Machine Learning Predicts the Need for Surgical Intervention in Adhesive Small Bowel Obstruction

J Anus Rectum Colon. 2024 Oct 25;8(4):323-330. doi: 10.23922/jarc.2024-036. eCollection 2024.

Abstract

Objectives: To explore the predictive performance on the need for surgical intervention in patients with adhesive small bowel obstruction (ASBO) using machine-learning (ML) algorithms and investigate the optimal timing for transition to surgery.

Methods: One hundred and six patients with ASBO who initially underwent long transnasal intestinal tube (LT) decompression were enrolled in this retrospective study. Traditional logistic regression analysis and ML algorithms were used to evaluate the risk of need for surgical intervention.

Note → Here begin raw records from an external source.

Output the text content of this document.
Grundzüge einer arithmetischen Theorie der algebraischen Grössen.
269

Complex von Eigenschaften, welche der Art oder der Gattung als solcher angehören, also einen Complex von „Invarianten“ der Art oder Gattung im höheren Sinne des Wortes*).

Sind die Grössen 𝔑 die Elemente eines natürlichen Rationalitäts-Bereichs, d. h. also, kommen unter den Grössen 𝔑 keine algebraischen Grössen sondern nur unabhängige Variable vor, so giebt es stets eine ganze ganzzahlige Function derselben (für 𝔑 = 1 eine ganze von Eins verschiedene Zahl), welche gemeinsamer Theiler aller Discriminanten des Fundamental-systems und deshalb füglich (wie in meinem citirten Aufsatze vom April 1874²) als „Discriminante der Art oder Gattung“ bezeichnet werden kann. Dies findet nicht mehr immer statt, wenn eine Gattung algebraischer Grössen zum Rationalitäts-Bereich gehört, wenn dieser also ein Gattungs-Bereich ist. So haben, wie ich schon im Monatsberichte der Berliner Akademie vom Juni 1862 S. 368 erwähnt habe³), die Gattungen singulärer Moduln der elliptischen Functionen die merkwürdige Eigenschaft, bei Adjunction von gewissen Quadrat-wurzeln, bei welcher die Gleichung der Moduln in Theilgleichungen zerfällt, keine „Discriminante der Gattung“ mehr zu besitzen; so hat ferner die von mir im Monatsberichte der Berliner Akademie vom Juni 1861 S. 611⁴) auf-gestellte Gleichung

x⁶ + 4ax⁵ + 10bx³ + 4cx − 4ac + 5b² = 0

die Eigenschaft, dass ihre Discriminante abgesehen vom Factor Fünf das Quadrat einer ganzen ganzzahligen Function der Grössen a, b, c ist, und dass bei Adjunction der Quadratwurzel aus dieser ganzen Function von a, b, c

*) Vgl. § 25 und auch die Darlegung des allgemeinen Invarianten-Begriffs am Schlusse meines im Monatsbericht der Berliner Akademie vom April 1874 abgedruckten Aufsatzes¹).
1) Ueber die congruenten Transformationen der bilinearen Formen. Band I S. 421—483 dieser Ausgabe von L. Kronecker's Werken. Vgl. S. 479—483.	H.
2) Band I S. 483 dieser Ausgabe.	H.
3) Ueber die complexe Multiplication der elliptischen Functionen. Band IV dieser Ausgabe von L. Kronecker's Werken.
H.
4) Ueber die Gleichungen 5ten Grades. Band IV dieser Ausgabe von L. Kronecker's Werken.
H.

Results: Non-operative management (NOM) by LT decompression failed in 28 patients (26%). Multivariate logistic regression analysis identified a drainage volume ≥665 ml via LT on day 1, interval between ASBO diagnosis and LT intubation, and small bowel dilatation at 48 h after LT intubation to be independent predictors of transition to surgery (odds ratios 7.10, 1.42, and 19.81, respectively; 95% confidence intervals 1.63-30.94, 1.00-2.02, and 3.04-129.10; P-values 0.009, 0.047, and 0.002). The random forest algorithm showed the best predictive performance of five ML algorithms tested, with an area under the curve of 0.889, accuracy of 0.864, and precision of 0.667 in the test set. 97.4% of patients without transition to surgery (n=78) had passes of first flatus until three days.

Conclusions: This is the first study to demonstrate that ML algorithm can predict the need for surgery in patients with ASBO. The guideline recommended period for initial NOM of 72 h seems to be reasonable. These findings can be used to develop a framework for earlier clinical decision-making in these patients.

Keywords: adhesive small bowel obstruction; long transnasal intestinal tube; machine-learning; non-operative management; surgery.